Grâce à ses réalisations en F1, Gordon Murray est aujourd'hui l'un des ingénieurs les plus respectés. De plus, dans son quotidien, il suit les mêmes principes qui le guident sur le terrain. Preuve en est son "daily classic" Alfa Romeo Junior Z.

À la fin des années XNUMX, Gordon Murray venait de terminer son diplôme d'ingénieur en mécanique après avoir fréquenté le Natal Technical College de Durban. Ainsi, ses premiers pas en compétition ont eu lieu juste au moment où le soi-disant IGM-Ford est sorti. Très similaire à la Lotus Seven, dans ce véhicule il y avait déjà un souci sincère du rapport poids/puissance ou de l'efficacité d'un centre de gravité le plus bas possible.
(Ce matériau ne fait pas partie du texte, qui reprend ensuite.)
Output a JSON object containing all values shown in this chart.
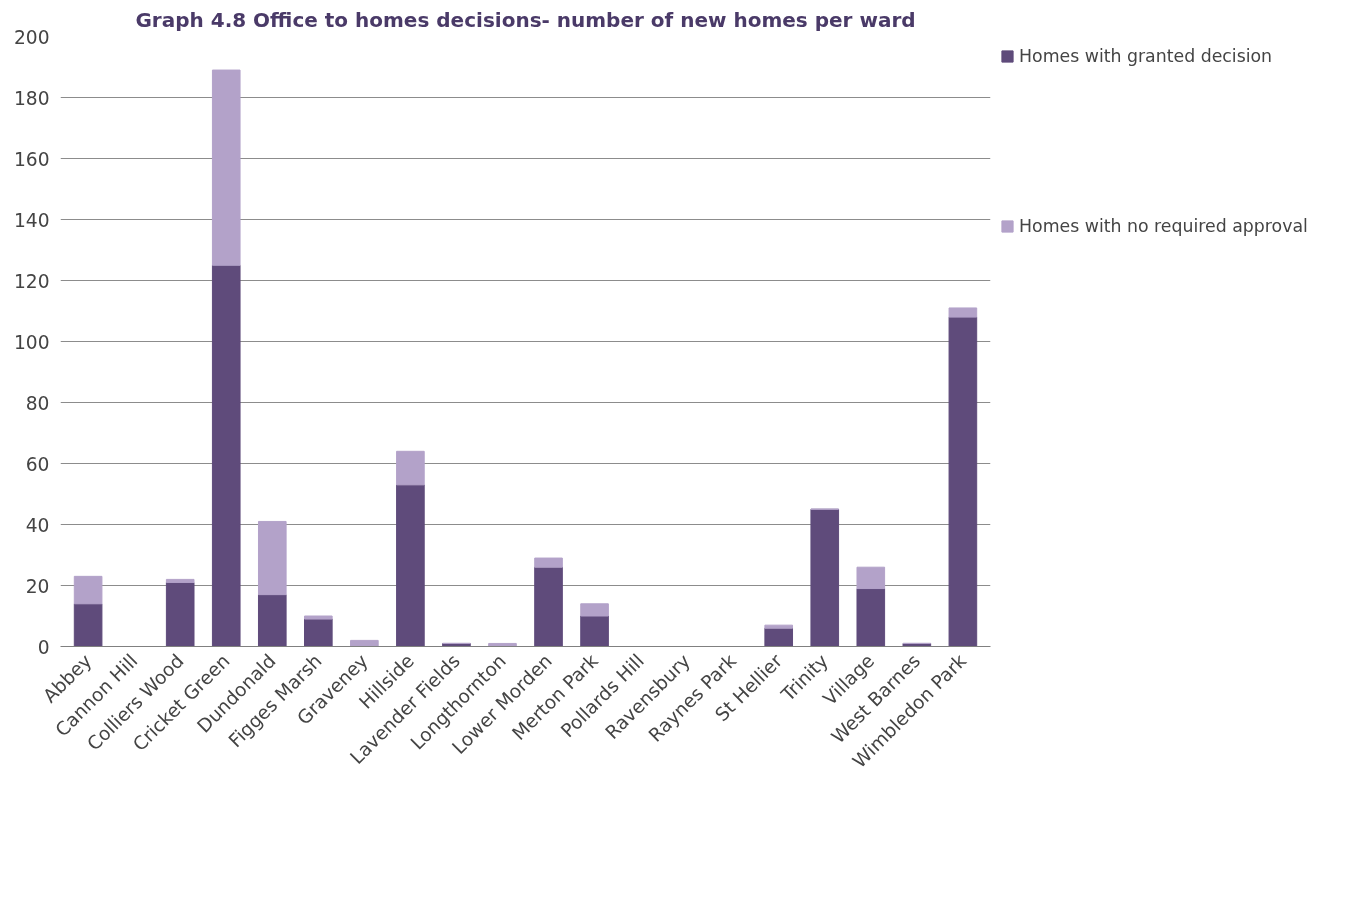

Avec tout cela, il n'est pas surprenant que ce jeune diplômé se soit installé en Angleterre avec l'espoir d'être employé sous les ordres de Colin Chapman. Cependant, la chance l'a fait tomber sur Brabham. Créé par Jack Brabham en 1960 après ses succès à bord du révolutionnaire Cooper T51 Avec un moteur central arrière, cette équipe a été appelée à diriger la consolidation de l'ingénierie britannique en F1.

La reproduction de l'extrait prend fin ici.